Persons accept easily suggested ideas which resemble other ideas which they have previously accepted. They associate the new idea with the old one, although there may be little or no resemblance between them. Consequently, shrewd and unscrupulous men sometimes impose upon honest persons in this way, i. e., they make themselves, or their proposition, appear like some other person or proposition which has been satisfactory to the person, and this associated sameness disarms the person and causes him to accept the suggested idea far more readily than he would have otherwise. The confidence man, charlatan, and fakir operates along these lines of suggestion. And, likewise, many persons accept suggestions concerning their physical condition, because of this fancied resemblance to something else, which they otherwise would have refused to notice.

An important law of suggestion is this: Suggestion gains force by repetition. The first suggestion may make but little impression; but the same suggestion repeated frequently makes a deeper impression by each repetition; until finally the idea is firmly impressed upon the Subconscious Mind of the person.

We shall not consider the important results of suggestion in general, for we are concerned merely with those which produce physical effects. When the Subconscious Mind accepts suggested ideas relating to physical conditions, functioning, health, etc., it at once passes the idea over to that phase, aspect, or department of its activities that we have called the Corporeal Mind. The Corporeal Mind then proceeds to manifest into reality and physical form and function the idea so placed within it, and which it accepts as truth in absence of opposing ideas.

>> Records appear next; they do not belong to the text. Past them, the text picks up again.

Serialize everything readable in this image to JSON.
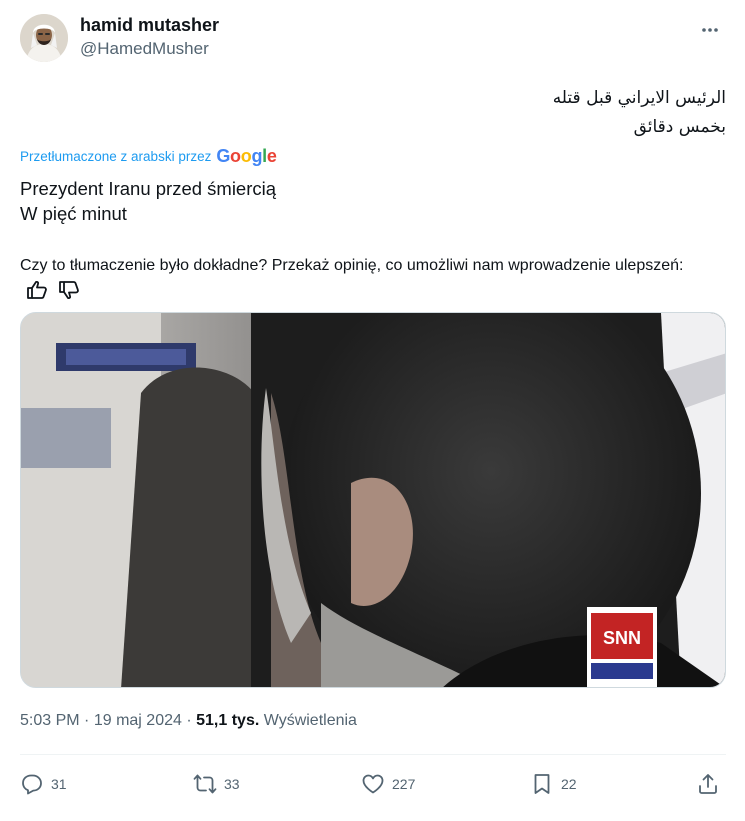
{
  "author": {
    "display_name": "hamid mutasher",
    "handle": "@HamedMusher"
  },
  "tweet": {
    "original_lines": [
      "الرئيس الايراني قبل قتله",
      "بخمس دقائق"
    ],
    "translated_by_label": "Przetłumaczone z arabski przez",
    "translated_by_brand": "Google",
    "translation_lines": [
      "Prezydent Iranu przed śmiercią",
      "W pięć minut"
    ],
    "feedback_text": "Czy to tłumaczenie było dokładne? Przekaż opinię, co umożliwi nam wprowadzenie ulepszeń:"
  },
  "media": {
    "watermark": "SNN"
  },
  "meta": {
    "time": "5:03 PM",
    "date": "19 maj 2024",
    "views_count": "51,1 tys.",
    "views_label": "Wyświetlenia"
  },
  "actions": {
    "replies": "31",
    "reposts": "33",
    "likes": "227",
    "bookmarks": "22"
  },
  "icons": {
    "more": "more-dots-icon",
    "thumbs_up": "thumbs-up-icon",
    "thumbs_down": "thumbs-down-icon",
    "reply": "reply-icon",
    "repost": "repost-icon",
    "like": "heart-icon",
    "bookmark": "bookmark-icon",
    "share": "share-icon"
  },
  "colors": {
    "link": "#1d9bf0",
    "muted": "#536471",
    "text": "#0f1419"
  }
}
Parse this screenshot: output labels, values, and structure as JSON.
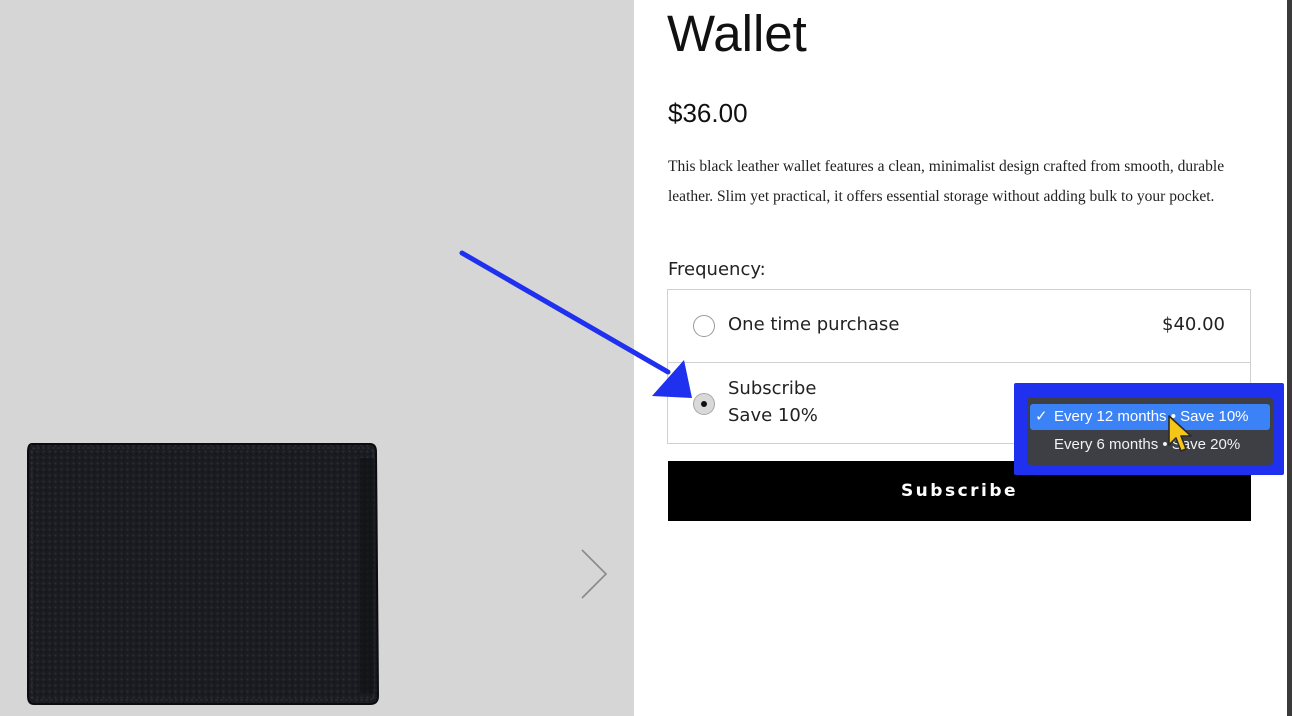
{
  "product": {
    "title": "Wallet",
    "price": "$36.00",
    "description": "This black leather wallet features a clean, minimalist design crafted from smooth, durable leather. Slim yet practical, it offers essential storage without adding bulk to your pocket."
  },
  "frequency": {
    "label": "Frequency:",
    "options": [
      {
        "label": "One time purchase",
        "price": "$40.00",
        "selected": false
      },
      {
        "label": "Subscribe",
        "sublabel": "Save 10%",
        "selected": true
      }
    ]
  },
  "subscribe_button": {
    "label": "Subscribe"
  },
  "frequency_dropdown": {
    "check_glyph": "✓",
    "options": [
      {
        "label": "Every 12 months • Save 10%",
        "selected": true
      },
      {
        "label": "Every 6 months • Save 20%",
        "selected": false
      }
    ]
  },
  "colors": {
    "gallery_bg": "#d6d6d6",
    "annotation_blue": "#1f30ee",
    "menu_bg": "#3d3f45",
    "menu_active": "#3b82f6",
    "button_bg": "#000000"
  },
  "icons": {
    "gallery_next": "chevron-right-icon",
    "annotation": "arrow-icon",
    "pointer": "cursor-icon"
  }
}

In this way many persons have developed conditions of disease from purely mental causes, and many have died from the logical development of such diseases. Many persons are made ill from fear and suggestions of contagion and infection. Many persons acquire disease by reason of vivid pictures placed in their minds through reading newspaper descriptions of disease, patent medicine advertisements, etc. It is a fact known to all officials of the medical schools that students frequently "take on" all the symptoms of the diseases they are studying about in their text-books.

And, likewise, the law works with equal force in the opposite direction. For all the cures made by the faith-healers, prayer-curists, divine healers, and other practitioners of the same kind; and by the practitioners of mental therapeutics, suggestive therapy, and similar scientific methods of applying the power of the mind to cure physical ills; are really based upon this fundamental principle. This may seem strange to the student when first stated; but a careful examination of the facts of the case will bring to him such an overwhelming proof of its correctness, that it will seem strange to him that anyone can doubt it.

Remember, though, that Therapeutic Suggestion means simply the indirect placing of an idea in the Subconscious Mind in such a way that it is accepted as truth, and thereupon manifested in action, form, and functioning by that phase of the Subconscious Mind known as the Corporeal Mind, which has control of the functions and activities of the physical body.